When first dipped in the indigo dye vat, the fabric appears turquoise-green. It turns indigo blue only when exposed to air.

shibori_finishedI came home with three cotton hankies I’d dyed during the workshop, each with a different technique and a different design. (If you know your shibori vocabulary, the techniques I tried were the arashi, itajime, and kumo.) I couldn’t get over how satisfying it was to get such beautiful results in just one afternoon. And I dare say I managed to impress my husband, too.

If you want to check out Caroline’s wares, visit her online boutique. Everything is made with natural fibers such as linen, cotton and silk, and combines the ancient dyeing traditions of Japan with Caroline’s own creative vision and careful craft.

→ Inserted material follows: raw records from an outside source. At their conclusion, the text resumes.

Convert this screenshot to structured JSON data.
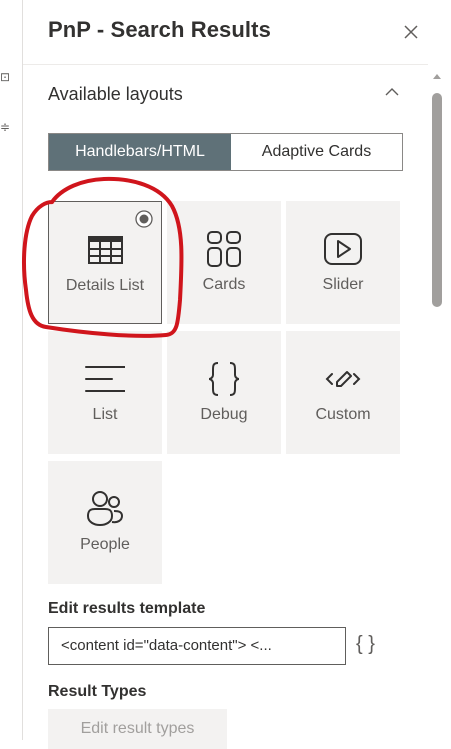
{
  "panel": {
    "title": "PnP - Search Results",
    "section_title": "Available layouts"
  },
  "layout_type_toggle": {
    "options": [
      "Handlebars/HTML",
      "Adaptive Cards"
    ],
    "selected": "Handlebars/HTML"
  },
  "layouts": [
    {
      "label": "Details List",
      "icon": "grid-table-icon",
      "selected": true
    },
    {
      "label": "Cards",
      "icon": "cards-grid-icon",
      "selected": false
    },
    {
      "label": "Slider",
      "icon": "play-slider-icon",
      "selected": false
    },
    {
      "label": "List",
      "icon": "list-lines-icon",
      "selected": false
    },
    {
      "label": "Debug",
      "icon": "curly-braces-icon",
      "selected": false
    },
    {
      "label": "Custom",
      "icon": "code-pen-icon",
      "selected": false
    },
    {
      "label": "People",
      "icon": "people-icon",
      "selected": false
    }
  ],
  "template": {
    "label": "Edit results template",
    "value": "<content id=\"data-content\">    <..."
  },
  "result_types": {
    "label": "Result Types",
    "button_label": "Edit result types"
  },
  "colors": {
    "accent_toggle": "#5f7178",
    "tile_bg": "#f3f2f1",
    "annotation": "#d0151c"
  }
}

3 thoughts on “Local fiber: Indigo shibori dyeing with Chi Design

  1. Tom says:

    I’m so envious of your life. It looks so fulfilling!

  2. Gorgeous! …….Would love to learn this technique. I’m imagining an indigo shibori linen tablecloth. Love the vivid blue. Great work and so fun to learn a new skill.

  3. Spring says:

    It’s so fantastic to learn more about your growing network of like-minded DIYers. I’m looking so forward to settling into a community of fiber artists in North Carolina. I’m developing a class for my home institution as an excuse to do just this!